The 39-year-old also earned accolades for bringing Wakanda to life — Ryan Coogler's Black Panther. She is the first ever woman cinematographer to shoot a film from Marvel Cinematic Universe.
"Ryan's also incredibly collaborative. He really loves to hear everybody's opinions, which I think is part of what really inspires the people around him to tune in and give him their best work," she told The Los Angeles Times during an interview.
"Honestly I am still in shock a little bit, but I am incredibly excited and incredibly honored.

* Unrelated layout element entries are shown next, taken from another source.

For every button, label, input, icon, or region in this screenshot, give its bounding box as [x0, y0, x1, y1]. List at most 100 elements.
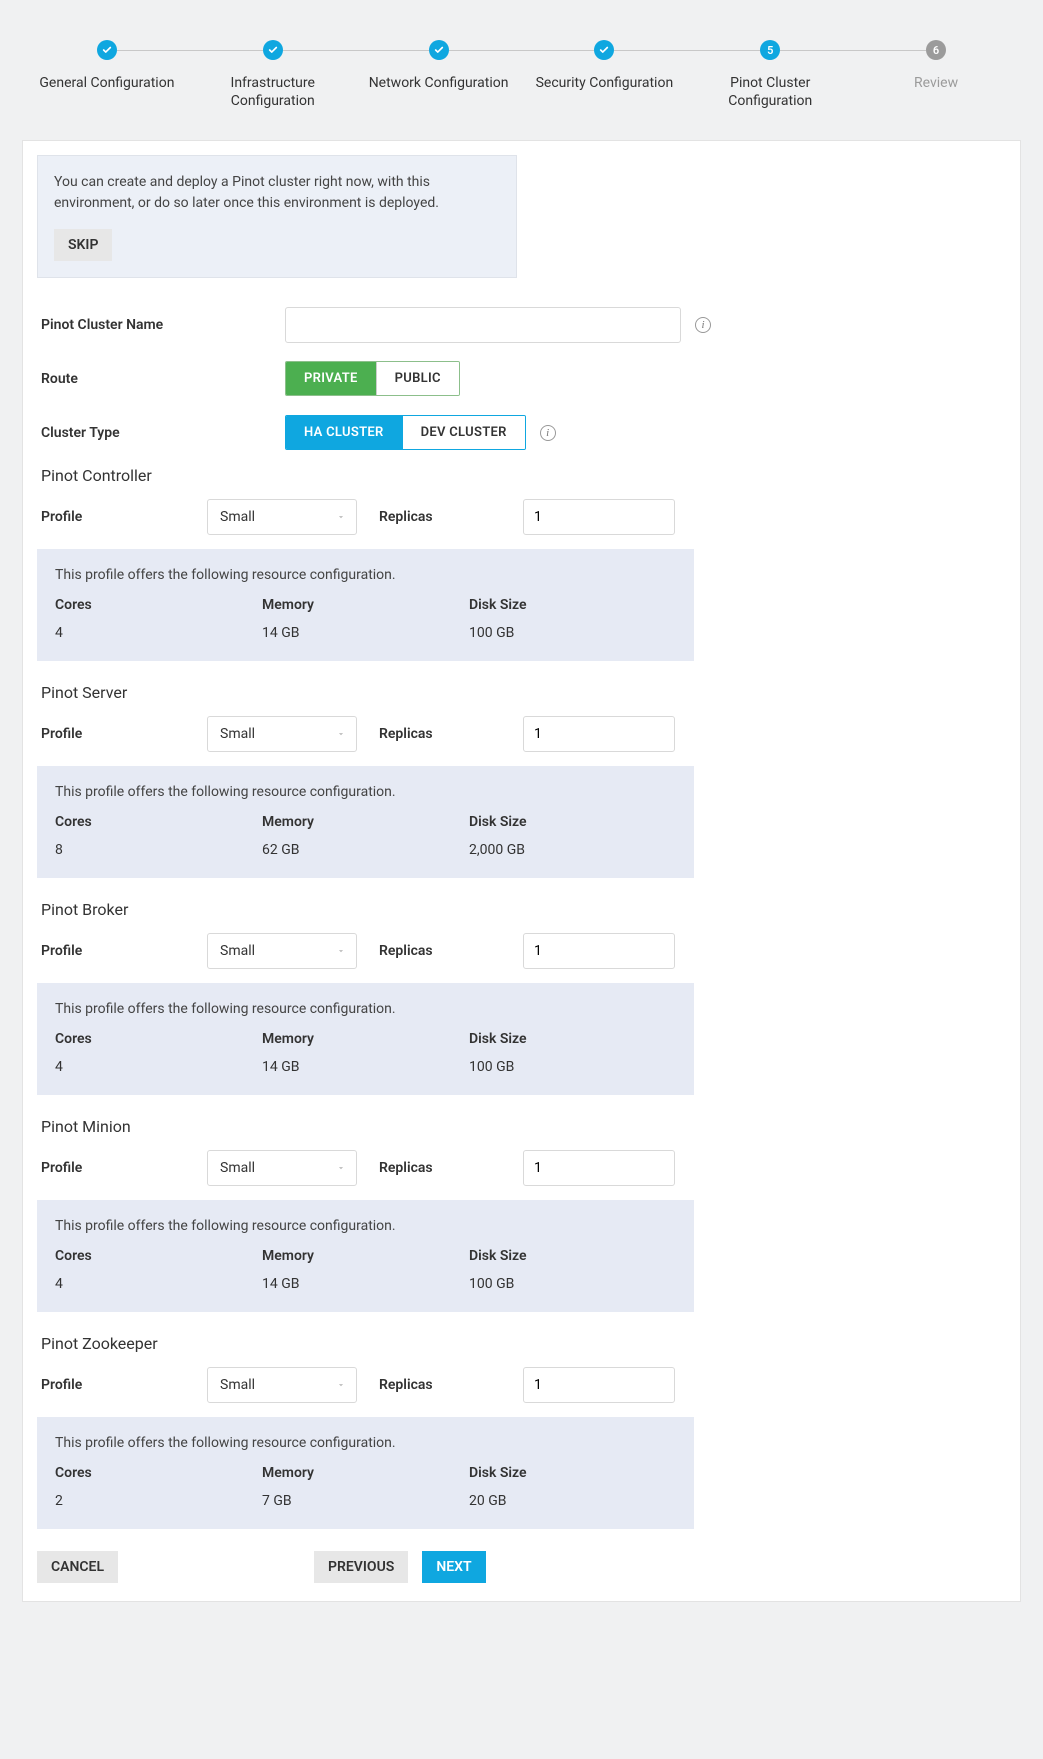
cancel-button[interactable]: CANCEL [37, 1551, 118, 1583]
ha-cluster-button[interactable]: HA CLUSTER [286, 416, 402, 449]
step-1[interactable]: General Configuration [24, 40, 190, 92]
previous-button[interactable]: PREVIOUS [314, 1551, 408, 1583]
chevron-down-icon [336, 729, 346, 739]
step-label: Network Configuration [369, 74, 509, 92]
cluster-name-input[interactable] [285, 307, 681, 343]
step-label: General Configuration [39, 74, 174, 92]
cores-value: 2 [55, 1493, 262, 1509]
cluster-type-row: Cluster Type HA CLUSTER DEV CLUSTER i [37, 412, 1006, 454]
disk-label: Disk Size [469, 814, 676, 830]
cores-value: 4 [55, 625, 262, 641]
route-private-button[interactable]: PRIVATE [286, 362, 376, 395]
cluster-type-toggle: HA CLUSTER DEV CLUSTER [285, 415, 526, 450]
profile-value: Small [208, 1151, 356, 1185]
info-icon[interactable]: i [540, 425, 556, 441]
check-icon [429, 40, 449, 60]
profile-row: ProfileSmallReplicas [37, 716, 1006, 752]
profile-label: Profile [37, 943, 207, 959]
replicas-label: Replicas [357, 1160, 523, 1176]
chevron-down-icon [336, 1163, 346, 1173]
resource-desc: This profile offers the following resour… [55, 567, 676, 583]
section-title: Pinot Minion [41, 1117, 1006, 1136]
disk-label: Disk Size [469, 1465, 676, 1481]
profile-label: Profile [37, 509, 207, 525]
route-public-button[interactable]: PUBLIC [376, 362, 459, 395]
section-pinot-broker: Pinot Broker ProfileSmallReplicas This pro… [37, 900, 1006, 1095]
route-label: Route [37, 371, 285, 387]
next-button[interactable]: NEXT [422, 1551, 485, 1583]
cores-label: Cores [55, 1031, 262, 1047]
disk-label: Disk Size [469, 1031, 676, 1047]
step-number-icon: 5 [760, 40, 780, 60]
profile-value: Small [208, 1368, 356, 1402]
profile-select[interactable]: Small [207, 933, 357, 969]
wizard-stepper: General ConfigurationInfrastructure Conf… [0, 0, 1043, 110]
cores-label: Cores [55, 1248, 262, 1264]
wizard-footer: CANCEL PREVIOUS NEXT [37, 1551, 1006, 1583]
disk-value: 100 GB [469, 1059, 676, 1075]
profile-label: Profile [37, 726, 207, 742]
step-4[interactable]: Security Configuration [521, 40, 687, 92]
step-number-icon: 6 [926, 40, 946, 60]
disk-label: Disk Size [469, 1248, 676, 1264]
disk-value: 100 GB [469, 1276, 676, 1292]
profile-select[interactable]: Small [207, 499, 357, 535]
cluster-name-row: Pinot Cluster Name i [37, 304, 1006, 346]
profile-row: ProfileSmallReplicas [37, 1150, 1006, 1186]
check-icon [97, 40, 117, 60]
step-label: Pinot Cluster Configuration [700, 74, 840, 110]
replicas-input[interactable] [523, 1150, 675, 1186]
section-title: Pinot Broker [41, 900, 1006, 919]
replicas-input[interactable] [523, 499, 675, 535]
memory-label: Memory [262, 1031, 469, 1047]
profile-value: Small [208, 500, 356, 534]
memory-value: 62 GB [262, 842, 469, 858]
replicas-label: Replicas [357, 1377, 523, 1393]
cores-value: 8 [55, 842, 262, 858]
chevron-down-icon [336, 946, 346, 956]
section-pinot-server: Pinot Server ProfileSmallReplicas This pro… [37, 683, 1006, 878]
resource-desc: This profile offers the following resour… [55, 784, 676, 800]
memory-label: Memory [262, 814, 469, 830]
replicas-label: Replicas [357, 943, 523, 959]
dev-cluster-button[interactable]: DEV CLUSTER [402, 416, 525, 449]
cluster-name-label: Pinot Cluster Name [37, 317, 285, 333]
cores-value: 4 [55, 1059, 262, 1075]
profile-select[interactable]: Small [207, 1150, 357, 1186]
disk-value: 2,000 GB [469, 842, 676, 858]
cores-label: Cores [55, 1465, 262, 1481]
section-title: Pinot Zookeeper [41, 1334, 1006, 1353]
step-6: 6 Review [853, 40, 1019, 92]
config-card: You can create and deploy a Pinot cluste… [22, 140, 1021, 1602]
memory-value: 14 GB [262, 1276, 469, 1292]
step-label: Review [914, 74, 958, 92]
skip-info-text: You can create and deploy a Pinot cluste… [54, 172, 500, 213]
replicas-input[interactable] [523, 933, 675, 969]
disk-label: Disk Size [469, 597, 676, 613]
profile-select[interactable]: Small [207, 716, 357, 752]
resource-desc: This profile offers the following resour… [55, 1435, 676, 1451]
disk-value: 100 GB [469, 625, 676, 641]
section-title: Pinot Server [41, 683, 1006, 702]
memory-value: 14 GB [262, 1059, 469, 1075]
info-icon[interactable]: i [695, 317, 711, 333]
profile-value: Small [208, 717, 356, 751]
replicas-input[interactable] [523, 1367, 675, 1403]
cores-label: Cores [55, 597, 262, 613]
check-icon [263, 40, 283, 60]
profile-row: ProfileSmallReplicas [37, 933, 1006, 969]
profile-row: ProfileSmallReplicas [37, 499, 1006, 535]
step-3[interactable]: Network Configuration [356, 40, 522, 92]
memory-label: Memory [262, 1465, 469, 1481]
section-pinot-controller: Pinot ControllerProfileSmallReplicasThis… [37, 466, 1006, 661]
profile-select[interactable]: Small [207, 1367, 357, 1403]
skip-button[interactable]: SKIP [54, 229, 112, 261]
section-pinot-zookeeper: Pinot ZookeeperProfileSmallReplicasThis … [37, 1334, 1006, 1529]
resource-desc: This profile offers the following resour… [55, 1218, 676, 1234]
cores-value: 4 [55, 1276, 262, 1292]
resource-desc: This profile offers the following resour… [55, 1001, 676, 1017]
resource-box: This profile offers the following resour… [37, 766, 694, 878]
replicas-input[interactable] [523, 716, 675, 752]
chevron-down-icon [336, 1380, 346, 1390]
chevron-down-icon [336, 512, 346, 522]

This is literally a dream come true," Morrison told ABC News after the nominations were unveiled.
"I am certainly grateful both for the opportunity to be the first on the platform and really hopefull, it inspires young women to follow their dreams and to get in the camera department and become cinematographers," she added.
For the Los Angeles based cinematographer, the feeling of being nominated in a male-dominating category is 'literally a dream come true' moment.
Speaking of the Netflix original, Morrison told ABC News, "I really think we have a responsibility as filmmakers to infuse things with a message. 'Mudbound' was kind of a dream for me because it was the chance to do something that was visceral and visual, but also had something important to say."
Morrison, who studied photography and film at New York University, is the first female to bag the nomination at American Society of Cinematographers Award for outstanding achievement in a theatrical release.
While talking to The Los Angeles Times, she could not hide her emotion as saying, "I can't tell you how many ASC members came up to me and said, 'We're just so thrilled for you,' and 'I'm just so happy I got to see this in my lifetime.' That's been really incredible."
"I think there's almost an assumption that there's a resistance on the other side, but that's been really refreshing to realize."
However, the Black Panther cinematographer said she began to see the changes in the industry following the #MeToo era.
"My hope is that the nomination is for the work and not tokenism. I'm honored to be a part of this year but my hope is that it's ... for the work itself," she told ABC News. "It feels like times are changing finally. We are bursting through the ceilings and hopefully never looking back."
"Statistically, there is such a small percentage of us still. We just need to get our numbers up and then you'll see a lot more of us every year come nomination time."